Am I correct that you are trying to start, stop and run the motor at a constant speed? If so, that is a suboptimal approach.
At 200 steps per revolution that is 500 steps per second. With careful hardware and firmware design you should be able to do several times that speed before the motor runs out of torque. However, you cannot get to those speeds from a dead stop.

 

You will always have to accelerate up to a high speed. Torque will drop as speed increases.
As MisterBill says the problem is getting the current to rise and fall in the windings quick enough at high speeds.
To do this properly needs low inductance (low voltage) windings fed from a high voltage supply. Either via a resistor - very inefficient or using switching H-bridges (with current monitoring) - good but complex.
Servo motors with position feedback are better for high speeds and high power.

 

Either via a resistor - very inefficient or using switching H-bridges (with current monitoring) - good but complex.

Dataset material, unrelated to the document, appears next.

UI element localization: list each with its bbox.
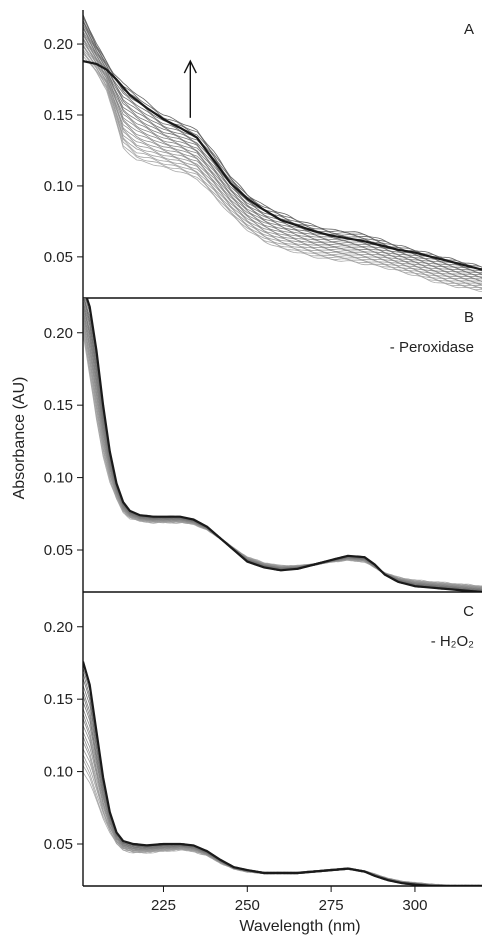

All of that is in his stepper driver module. They are the only way to go for steppers and very low cost today. But the speed still needs to be ramped up from a stop, which his micro can be programmed to do.

 

So the next step is to write some cod to ramp up the frequency. I see a driver in the photo, but does the TS know how to program it An actual stepper driver system is much different from an arduino. I suggest reading the manual for the driver module.